I managed to open up the bean themed door and jump out, making sure that the navy blue hat was still atop my head and the door was firmly shut. I give a weak wave to Sean as I run off, cutting the scruffy-man-storyline from my life.
I take a couple more deep breaths and take note of my surroundings. Trees, a coffee shop, and... the QFC closed down? Bummer.
Walking in the direction of my old living space my hooves start to ache and throb as if each had their own little heart. I don't remember being this out of shape.
Cars whizzed past me as I continued to treck up this virtually sidewalk-free road. The slight grassy ditch to my left contained garbage, mostly burger wrappers from Jack in the Box and random cans of beer and soda.

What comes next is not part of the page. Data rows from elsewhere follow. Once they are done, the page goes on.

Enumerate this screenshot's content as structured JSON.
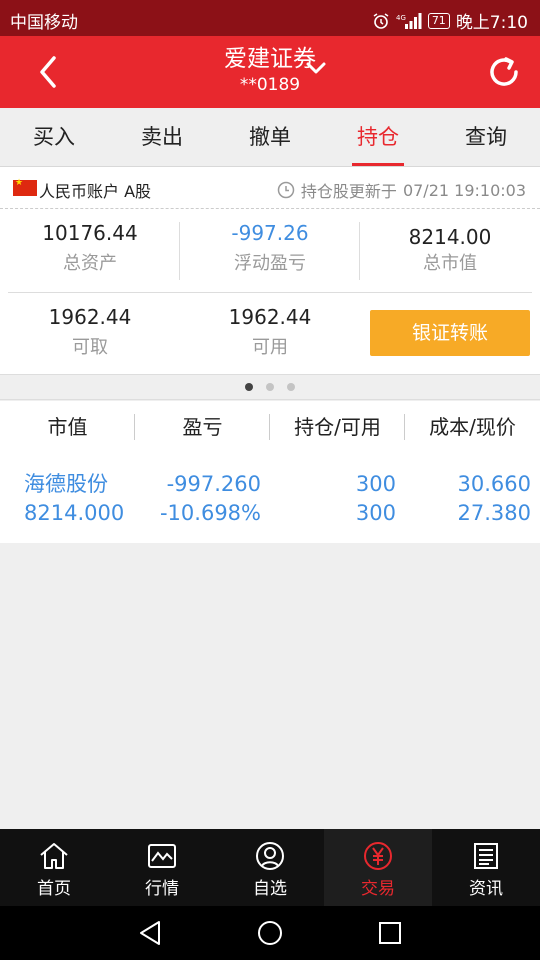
{
  "status": {
    "carrier": "中国移动",
    "battery": "71",
    "time": "晚上7:10"
  },
  "header": {
    "title": "爱建证券",
    "subtitle": "**0189"
  },
  "tabs": [
    {
      "label": "买入",
      "active": false
    },
    {
      "label": "卖出",
      "active": false
    },
    {
      "label": "撤单",
      "active": false
    },
    {
      "label": "持仓",
      "active": true
    },
    {
      "label": "查询",
      "active": false
    }
  ],
  "account": {
    "label": "人民币账户 A股",
    "update_prefix": "持仓股更新于",
    "update_time": "07/21 19:10:03"
  },
  "summary": {
    "total_assets": {
      "value": "10176.44",
      "label": "总资产"
    },
    "floating_pl": {
      "value": "-997.26",
      "label": "浮动盈亏"
    },
    "market_value": {
      "value": "8214.00",
      "label": "总市值"
    },
    "withdrawable": {
      "value": "1962.44",
      "label": "可取"
    },
    "available": {
      "value": "1962.44",
      "label": "可用"
    },
    "transfer_button": "银证转账"
  },
  "pager": {
    "pages": 3,
    "current": 1
  },
  "list_headers": [
    "市值",
    "盈亏",
    "持仓/可用",
    "成本/现价"
  ],
  "holdings": [
    {
      "name": "海德股份",
      "market_value": "8214.000",
      "pl": "-997.260",
      "pl_pct": "-10.698%",
      "position": "300",
      "available": "300",
      "cost": "30.660",
      "price": "27.380"
    }
  ],
  "bottom_nav": [
    {
      "label": "首页",
      "icon": "home-icon"
    },
    {
      "label": "行情",
      "icon": "chart-icon"
    },
    {
      "label": "自选",
      "icon": "user-icon"
    },
    {
      "label": "交易",
      "icon": "yuan-icon",
      "active": true
    },
    {
      "label": "资讯",
      "icon": "news-icon"
    }
  ],
  "colors": {
    "brand_red": "#e8282e",
    "status_red": "#8c1117",
    "accent_orange": "#f7aa26",
    "value_blue": "#3f8de0"
  }
}
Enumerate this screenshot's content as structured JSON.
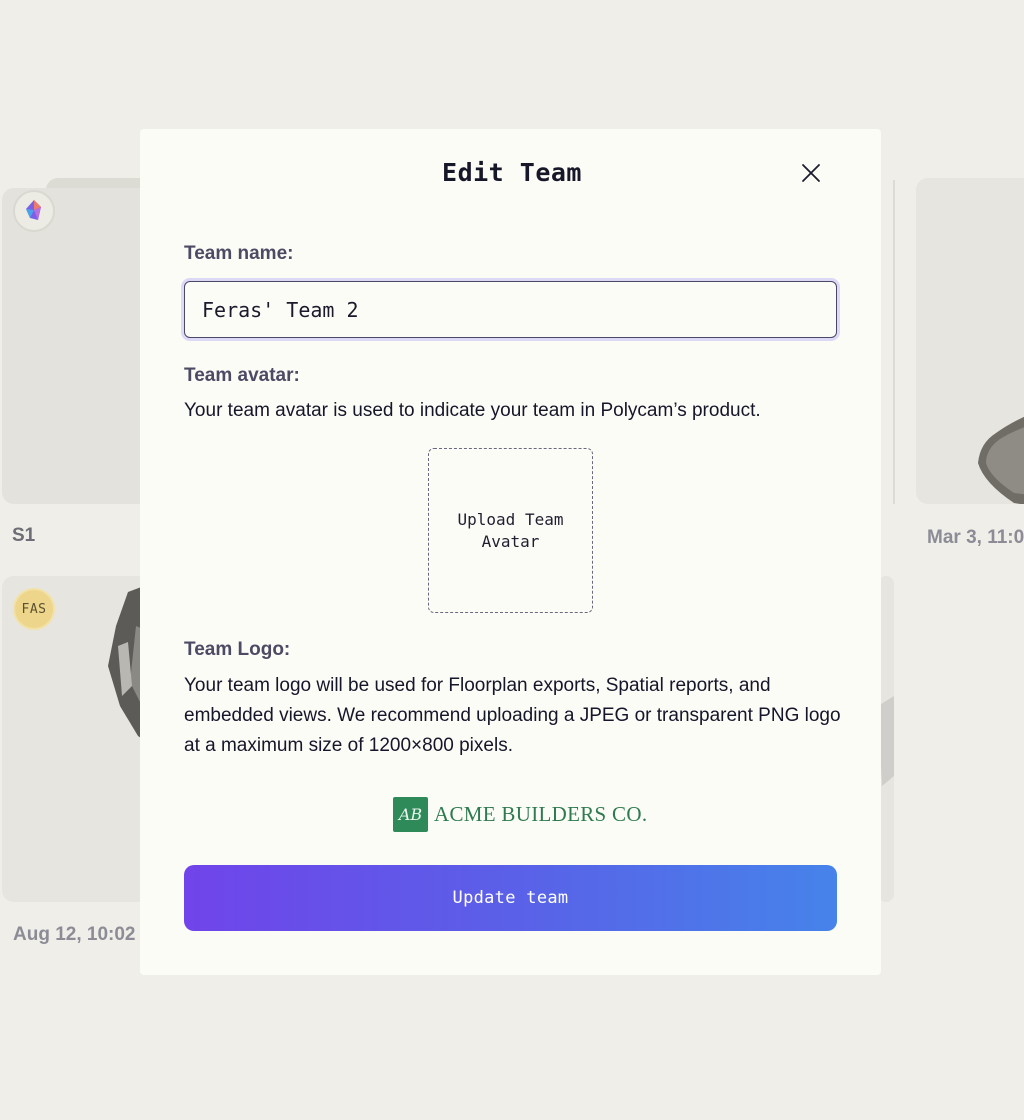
{
  "background": {
    "cards": [
      {
        "label": "S1",
        "avatar": "app-logo-icon"
      },
      {
        "label": "Mar 3, 11:0"
      },
      {
        "label": "Aug 12, 10:02",
        "avatar_initials": "FAS"
      }
    ]
  },
  "modal": {
    "title": "Edit Team",
    "close_icon": "close-icon",
    "team_name_label": "Team name:",
    "team_name_value": "Feras' Team 2",
    "team_avatar_label": "Team avatar:",
    "team_avatar_description": "Your team avatar is used to indicate your team in Polycam’s product.",
    "upload_avatar_label": "Upload Team Avatar",
    "team_logo_label": "Team Logo:",
    "team_logo_description": "Your team logo will be used for Floorplan exports, Spatial reports, and embedded views. We recommend uploading a JPEG or transparent PNG logo at a maximum size of 1200×800 pixels.",
    "logo": {
      "mark": "AB",
      "text": "ACME BUILDERS CO.",
      "color": "#2f8a5a"
    },
    "update_button_label": "Update team"
  },
  "colors": {
    "page_background": "#efeee8",
    "modal_background": "#fcfcf7",
    "button_gradient_start": "#7044ea",
    "button_gradient_end": "#4683ea",
    "label_color": "#4d4b64"
  }
}
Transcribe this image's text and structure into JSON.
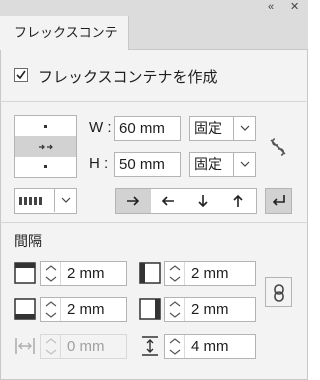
{
  "window": {
    "collapse_glyph": "«",
    "close_glyph": "✕"
  },
  "tab": {
    "label": "フレックスコンテナ"
  },
  "flex_container": {
    "checked": true,
    "label": "フレックスコンテナを作成"
  },
  "size": {
    "width_label": "W :",
    "width_value": "60 mm",
    "width_mode": "固定",
    "height_label": "H :",
    "height_value": "50 mm",
    "height_mode": "固定"
  },
  "direction": {
    "options": [
      "row",
      "row-reverse",
      "column",
      "column-reverse"
    ],
    "selected": "row"
  },
  "gap": {
    "heading": "間隔",
    "top": "2 mm",
    "left": "2 mm",
    "bottom": "2 mm",
    "right": "2 mm",
    "horizontal": "0 mm",
    "vertical": "4 mm"
  },
  "colors": {
    "panel": "#f3f3f3",
    "chrome": "#dcdcdc",
    "active": "#d2d2d2",
    "border": "#b4b4b4"
  }
}
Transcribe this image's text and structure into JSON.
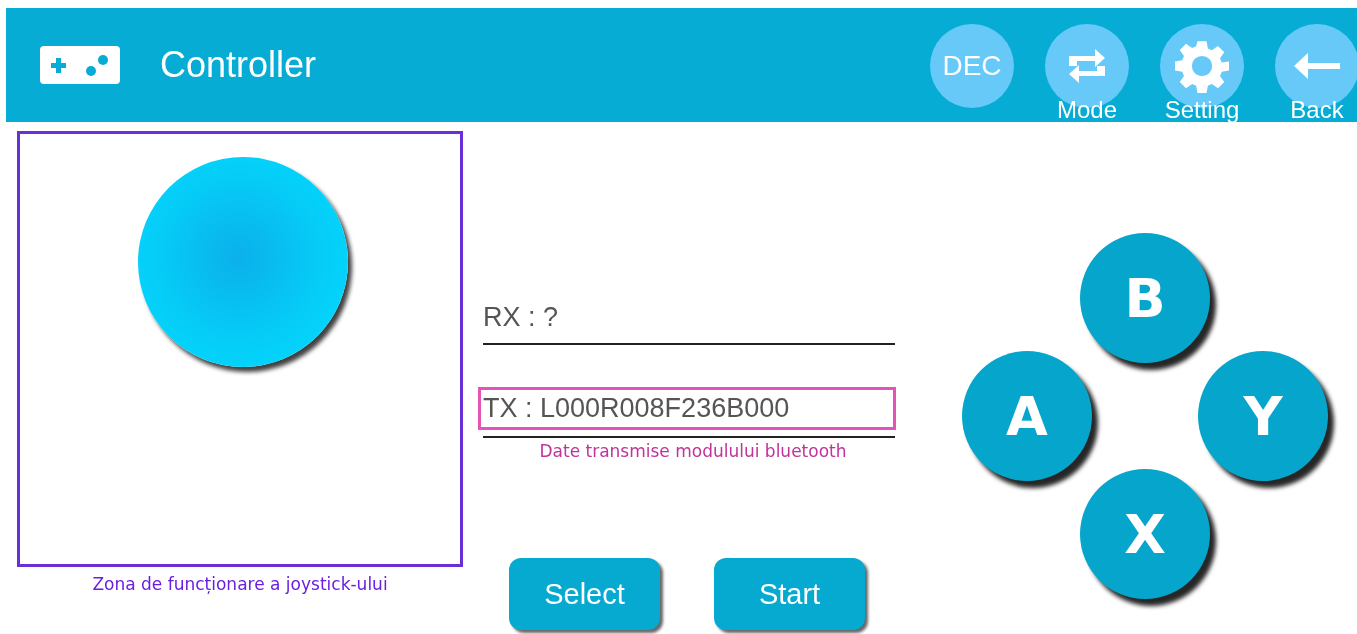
{
  "header": {
    "title": "Controller",
    "actions": [
      {
        "kind": "text",
        "label": "DEC"
      },
      {
        "kind": "swap",
        "label": "Mode"
      },
      {
        "kind": "gear",
        "label": "Setting"
      },
      {
        "kind": "back",
        "label": "Back"
      }
    ]
  },
  "joystick": {
    "caption": "Zona de funcționare a joystick-ului"
  },
  "rx": {
    "value": "RX : ?"
  },
  "tx": {
    "value": "TX : L000R008F236B000",
    "highlighted": true,
    "caption": "Date transmise modulului bluetooth"
  },
  "bottom_buttons": [
    "Select",
    "Start"
  ],
  "face_buttons": [
    "B",
    "A",
    "Y",
    "X"
  ]
}
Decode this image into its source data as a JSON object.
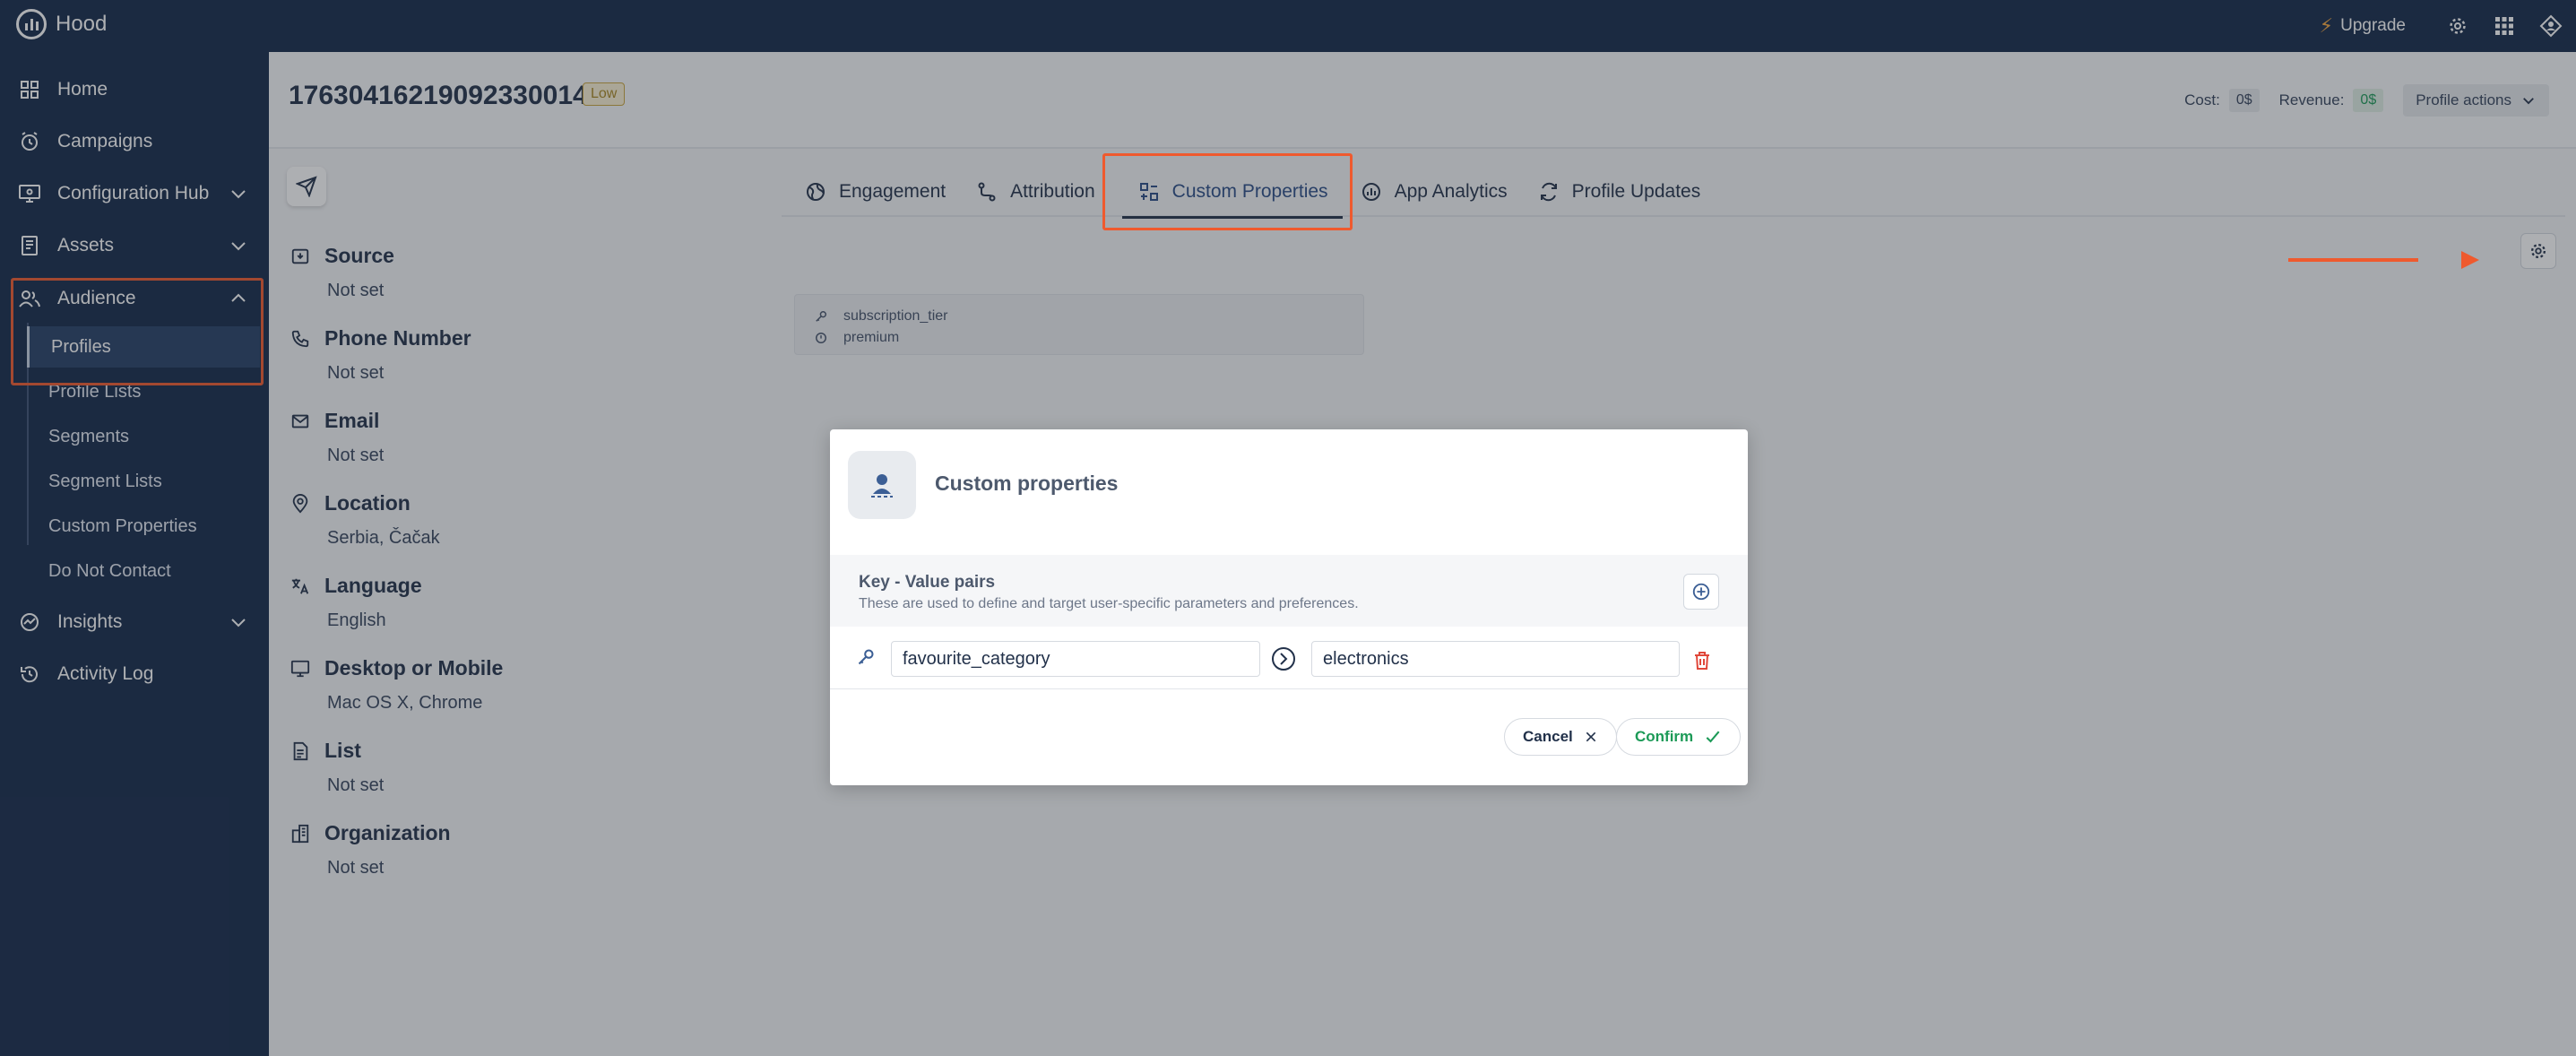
{
  "app": {
    "name": "Hood",
    "upgrade": "Upgrade"
  },
  "colors": {
    "nav_bg": "#14294a",
    "highlight": "#ef5a2e",
    "accent_green": "#1c9a57",
    "badge": "#caa53f"
  },
  "icons": {
    "settings": "gear-icon",
    "apps": "grid-icon",
    "avatar": "diamond-avatar-icon"
  },
  "sidebar": {
    "items": [
      {
        "label": "Home",
        "icon": "home-grid-icon"
      },
      {
        "label": "Campaigns",
        "icon": "clock-icon"
      },
      {
        "label": "Configuration Hub",
        "icon": "monitor-icon"
      },
      {
        "label": "Assets",
        "icon": "document-icon"
      },
      {
        "label": "Audience",
        "icon": "users-icon"
      },
      {
        "label": "Insights",
        "icon": "chart-icon"
      },
      {
        "label": "Activity Log",
        "icon": "history-icon"
      }
    ],
    "audience_sub": [
      "Profiles",
      "Profile Lists",
      "Segments",
      "Segment Lists",
      "Custom Properties",
      "Do Not Contact"
    ],
    "active_sub": "Profiles"
  },
  "profile": {
    "id": "17630416219092330014",
    "badge": "Low",
    "cost_label": "Cost:",
    "cost_value": "0$",
    "revenue_label": "Revenue:",
    "revenue_value": "0$",
    "actions_label": "Profile actions"
  },
  "fields": [
    {
      "label": "Source",
      "value": "Not set",
      "icon": "inbox-icon"
    },
    {
      "label": "Phone Number",
      "value": "Not set",
      "icon": "phone-icon"
    },
    {
      "label": "Email",
      "value": "Not set",
      "icon": "mail-icon"
    },
    {
      "label": "Location",
      "value": "Serbia, Čačak",
      "icon": "pin-icon"
    },
    {
      "label": "Language",
      "value": "English",
      "icon": "language-icon"
    },
    {
      "label": "Desktop or Mobile",
      "value": "Mac OS X, Chrome",
      "icon": "desktop-icon"
    },
    {
      "label": "List",
      "value": "Not set",
      "icon": "list-icon"
    },
    {
      "label": "Organization",
      "value": "Not set",
      "icon": "building-icon"
    }
  ],
  "tabs": [
    {
      "label": "Engagement",
      "icon": "globe-icon"
    },
    {
      "label": "Attribution",
      "icon": "route-icon"
    },
    {
      "label": "Custom Properties",
      "icon": "properties-icon"
    },
    {
      "label": "App Analytics",
      "icon": "analytics-icon"
    },
    {
      "label": "Profile Updates",
      "icon": "refresh-icon"
    }
  ],
  "active_tab": "Custom Properties",
  "existing_property": {
    "key": "subscription_tier",
    "value": "premium"
  },
  "modal": {
    "title": "Custom properties",
    "section_title": "Key - Value pairs",
    "section_desc": "These are used to define and target user-specific parameters and preferences.",
    "pairs": [
      {
        "key": "favourite_category",
        "value": "electronics"
      }
    ],
    "cancel": "Cancel",
    "confirm": "Confirm"
  }
}
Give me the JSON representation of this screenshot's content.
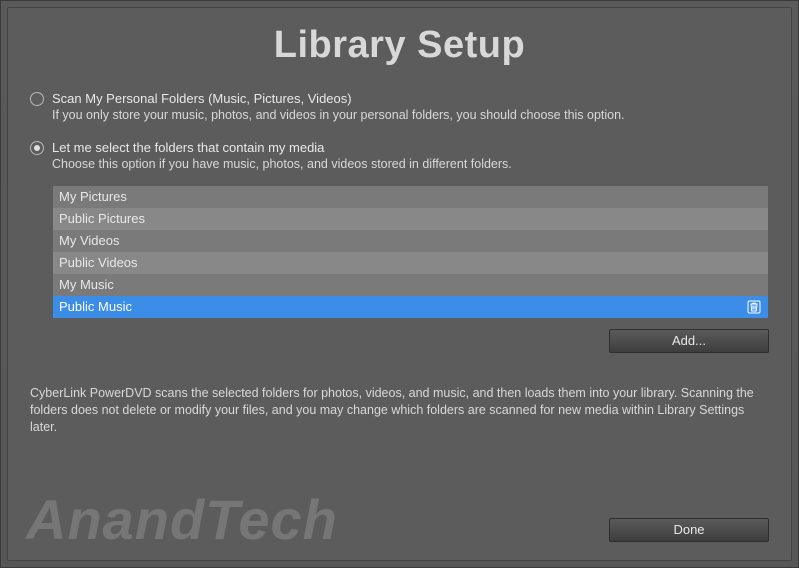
{
  "title": "Library Setup",
  "options": [
    {
      "label": "Scan My Personal Folders (Music, Pictures, Videos)",
      "desc": "If you only store your music, photos, and videos in your personal folders, you should choose this option.",
      "selected": false
    },
    {
      "label": "Let me select the folders that contain my media",
      "desc": "Choose this option if you have music, photos, and videos stored in different folders.",
      "selected": true
    }
  ],
  "folders": [
    {
      "name": "My Pictures",
      "selected": false
    },
    {
      "name": "Public Pictures",
      "selected": false
    },
    {
      "name": "My Videos",
      "selected": false
    },
    {
      "name": "Public Videos",
      "selected": false
    },
    {
      "name": "My Music",
      "selected": false
    },
    {
      "name": "Public Music",
      "selected": true
    }
  ],
  "buttons": {
    "add": "Add...",
    "done": "Done"
  },
  "info": "CyberLink PowerDVD scans the selected folders for photos, videos, and music, and then loads them into your library. Scanning the folders does not delete or modify your files, and you may change which folders are scanned for new media within Library Settings later.",
  "watermark": "AnandTech"
}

Before long I take a sharp turn to the left and count the houses before I get to mine.
Her car was here
Trotting up to the double step to get to my door, I shake myself off and take a deep breath. Raising my right hoof I strike it against the wooden gateway.
Knock knock knock knock kno-
The door to the house swings open and a lady in the last year of her 30s towers above me.
The Fact That No One Else Knows About This And If Anyone Found Out I'd Probably Kill Myself
It's with great sadness that I write this. I will be taking my story and account down in a week, probably. I am just too paranoid of people finding out, and if they did, I don't think I could ever live with it. I may post updates in the form of a pastebin once in a blue moon in the pev IRC.
I really appreciate those who read my story. As shitty as it was, it helped me through the bottom pits of my depression. However, lately this is only bringing me more stress. I am sad to see it go since I do like the fact that I started on something.
I really guess this is it. I would appreciate it if no one else wrote for Octavia, however I have no control over that. I would like to think of it as the one part in my life that others enjoyed.